Sales for the fourth quarter grew by 2 percent to reach $5.1bn, while organic sales, which included the impact of foreign currencies, meant sales were up by 3 percent.
The figure was slightly ahead of analysts’ expectations. In a poll conducted by FactSet, analysts had on average expected sales of $5.05bn for the period.
Earnings for the period were flat at $492m, which was exactly the same figure as the last three months of 2009.
Cost cutting measures on the way...
Making reference to the results, CEO Thomas Falk said that the results for the quarter had fallen in line with the company’s forecast, despite continued challenges in the European markets.
“At the same time, we will continue to manage our company with financial discipline, with a strong focus on cost savings and cash generation,” he said.
As well as the restructuring plan for the pulp and tissue division, the company also plans to repurchase a ‘significant’ amount of company stock during the course of 2011, funded by debt financing.

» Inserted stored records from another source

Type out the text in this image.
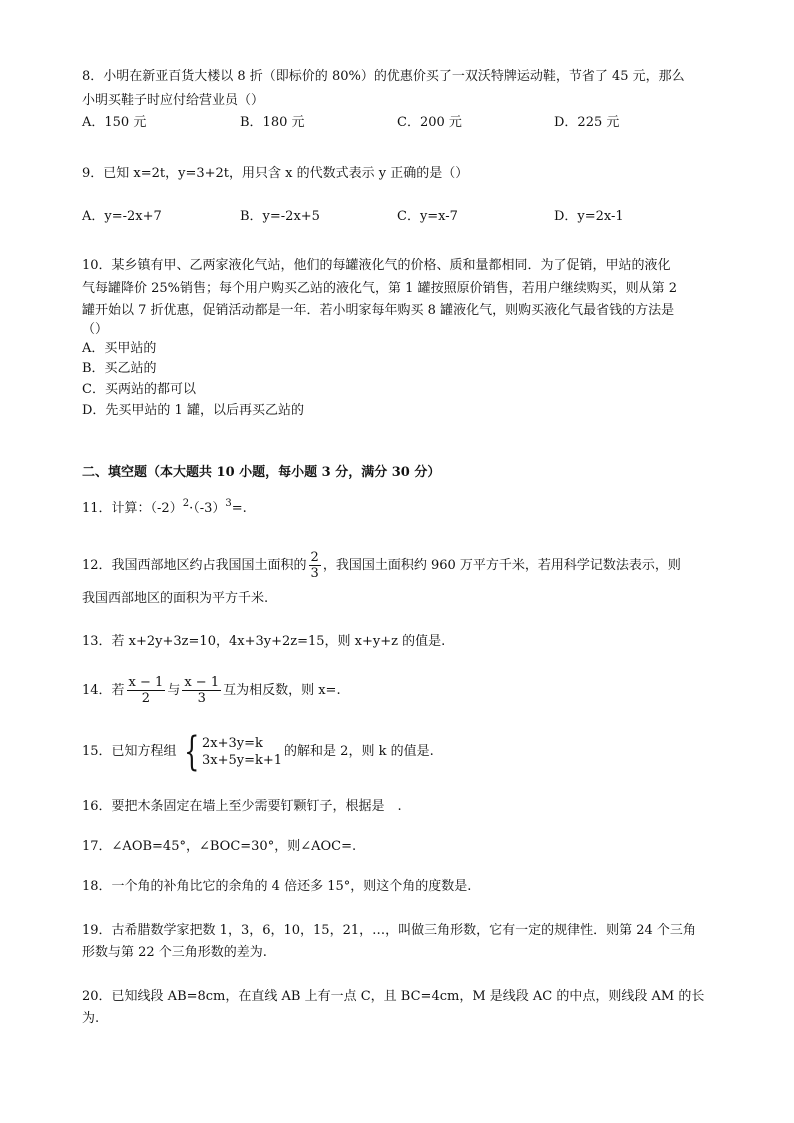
8．小明在新亚百货大楼以 8 折（即标价的 80%）的优惠价买了一双沃特牌运动鞋，节省了 45 元，那么
小明买鞋子时应付给营业员（）
A．150 元	B．180 元	C．200 元	D．225 元
9．已知 x=2t，y=3+2t，用只含 x 的代数式表示 y 正确的是（）
A．y=-2x+7	B．y=-2x+5	C．y=x-7	D．y=2x-1
10．某乡镇有甲、乙两家液化气站，他们的每罐液化气的价格、质和量都相同．为了促销，甲站的液化
气每罐降价 25%销售；每个用户购买乙站的液化气，第 1 罐按照原价销售，若用户继续购买，则从第 2
罐开始以 7 折优惠，促销活动都是一年．若小明家每年购买 8 罐液化气，则购买液化气最省钱的方法是
（）
A．买甲站的
B．买乙站的
C．买两站的都可以
D．先买甲站的 1 罐，以后再买乙站的
二、填空题（本大题共 10 小题，每小题 3 分，满分 30 分）
11．计算：$(-2)^2\cdot(-3)^3=$.
12．我国西部地区约占我国国土面积的 $\frac{2}{3}$ ，我国国土面积约 960 万平方千米，若用科学记数法表示，则
我国西部地区的面积为平方千米.
13．若 x+2y+3z=10，4x+3y+2z=15，则 x+y+z 的值是.
14．若 $\frac{x - 1}{2}$ 与 $\frac{x - 1}{3}$ 互为相反数，则 x=.
15．已知方程组 { 2x+3y=k
3x+5y=k+1
的解和是 2，则 k 的值是.
16．要把木条固定在墙上至少需要钉颗钉子，根据是　.
17．∠AOB=45°，∠BOC=30°，则∠AOC=.
18．一个角的补角比它的余角的 4 倍还多 15°，则这个角的度数是.
19．古希腊数学家把数 1，3，6，10，15，21，…，叫做三角形数，它有一定的规律性．则第 24 个三角
形数与第 22 个三角形数的差为.
20．已知线段 AB=8cm，在直线 AB 上有一点 C，且 BC=4cm，M 是线段 AC 的中点，则线段 AM 的长
为.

In the company’s mainstay personal care business, sales for the quarter were up 2 percent to reach $2.2bn, a rise that also reflected an increase in sales volumes of 2 percent.
Europe takes the hit
Although sales in North America increased by 3 percent during the quarter, the company took a big hit in Europe, where a depressed economy and unfavorable currency exchange meant that sales fell by 4 percent.
In other international operations, personal care sales for the period increased by 4 percent, driven by particularly double-digit gains in China, Australia, Turkey, South Africa and most of Latin America.
For the full year 2010 results net income fell 2 percent to $1.84bn, impacted by currency revaluation in Venezuela, while net sales increased3 percent to $19.75bn.
Looking ahead to the full year 2011, the company said it believes that full year sales will grow at between 3 – 4 percent, while organic sales are expected to rise by 2 – 3 percent and volumes should rise by 1 – 2 percent.